Dangerous Driving” feels exactly like “Burnout,” and that is the highest compliment one can give Three Fields Entertainment’s latest.

Five years ago, Fiona Sperry and Alex Ward left Criterion, the studio they co-founded in 1993. After 2008’s “Burnout Paradise,” EA put the studio on its other racing series, “Need for Speed,” a short “Star Wars” VR experience, and more recently, “Star Wars Battlefront II” and “Battlefield V.”

Since 2014, Three Fields Entertainment has been working toward “Dangerous Driving,” a game that is best described as “Burnout” in everything but its name. Along the way, Ward and Sperry were not-so-subtly preparing for their return to racing. “Dangerous Golf” gave the studio time to experiment with Unreal Engine. “Danger Zone” brought the gleeful carnage back the road.

“Dangerous Driving” is the culmination of the studio’s efforts. Everything you remember from the “Burnout” franchise (minus “Burnout Paradise’s” open world) is here.

This isn’t a sim racer about clean lines through curves and staying clear of other cars.

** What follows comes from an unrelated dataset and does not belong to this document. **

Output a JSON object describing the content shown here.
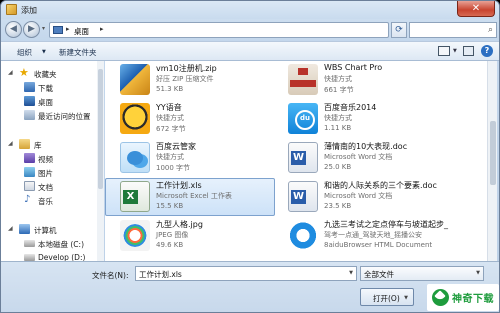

Instead, driving into oncoming traffic, drifting around corners, and catching air give you “boost,” collision an important strategy. Collision isn’t just encouraged, it’s rewarded. When you take down another car, the action cuts away to the carnage.

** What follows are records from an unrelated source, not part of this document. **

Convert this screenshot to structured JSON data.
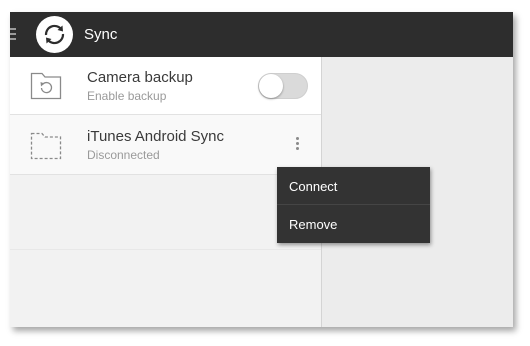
{
  "header": {
    "title": "Sync",
    "menu_icon": "hamburger-icon",
    "logo_icon": "sync-logo-icon",
    "background_color": "#2d2d2d"
  },
  "list": {
    "items": [
      {
        "title": "Camera backup",
        "subtitle": "Enable backup",
        "icon": "camera-backup-folder-icon",
        "toggle": {
          "on": false
        }
      },
      {
        "title": "iTunes Android Sync",
        "subtitle": "Disconnected",
        "icon": "dashed-folder-icon",
        "more_icon": "overflow-menu-icon"
      }
    ]
  },
  "popup_menu": {
    "items": [
      {
        "label": "Connect"
      },
      {
        "label": "Remove"
      }
    ],
    "background_color": "#333333"
  }
}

Just be careful, because other cars are wreaking havoc and the crashes don’t clear for the entire race. A great run can be thwarted by someone else’s takedown (or, worse, your own from earlier in the race).

“It makes second and third lap more interesting,” Ward explains.

Even in your own failure, you can share the pain with opponents. Introduced in “Burnout 3,” aftertouch allowed you to steer your wreck just a bit to catch other cars in the destruction. “Dangerous Driving” brings that back with a featured called “Danger Time.”

Three Fields is unabashedly borrowing from its founders’ past work. “Dangerous Driving” features nine modes, many of which will seem familiar to long-time “Burnout” fans.

“They are inspired by what we’ve done before,” Ward tells Variety. “Race is kind of like ‘Burnout 3’ era. There’s a ‘Burnout 2’ era race, which is about boost chains called Heatwave.”

“Dangerous Driving” also features a Pursuit mode similar to the one in “Burnout 2.” Road Rage sends players after opposing drivers in a race to take down as many cars as possible within a limited time frame. Survival, which was featured in the original “Burnout” puts players on the track until they crash. There are also one-on-one races that unlock new cars, a hot lap mode, and a tournament style offering, and opportunities to race cars you won’t unlock until later in the game.

“Dangerous Driving” features six tiers of cars, with the different variants (base, tuned, advanced, and prototype) set up to tackle different modes. The tuned type is designed for Heatwave, while the advanced cars are four-wheeled wrecking balls for Road Rage.

“Cars are going to be meaningful,” Ward says. “The rulesets evolve as you play through. Pursuit starts off with chasing one car. Later on in the game, you’re charging down multiple targets, some stronger than others. In Road Rage, the ruleset changes such that only certain takedowns work. It’s very, very fast, and it’s very intense.”

Three Fields won’t be shipping “Dangerous Driving” with online multiplayer. However, the team is working on patching it in as soon as possible. Building the game out for three different platforms and releasing them simultaneously was the priority.

What will be there at launch is Spotify Premium integration. “Burnout” games were known for their excellent soundtracks. Licensing music is expensive, and this solution allows players to bring their favorite tunes into the game without breaking the bank. Additionally, for those that purchase “Dangerous Driving” at retail, the studio’s “Danger Zone 2” is bundled in.

The scenery is beautiful, and Three Fields has mapped out seven different locations based on United States national parks. These include tracks set in the desert, near a lake, on an island, and across grasslands. Each features a short, long, and marathon version, including courses running in reverse and point-to-point sprints.

For a game that was built in just seven months by seven people, “Dangerous Driving” looks and feels exceptionally well polished. It feels white-knuckle fast, the crashes induce giggles and gasps, and the settings are gorgeous. “Burnout” is back. It just has a new name.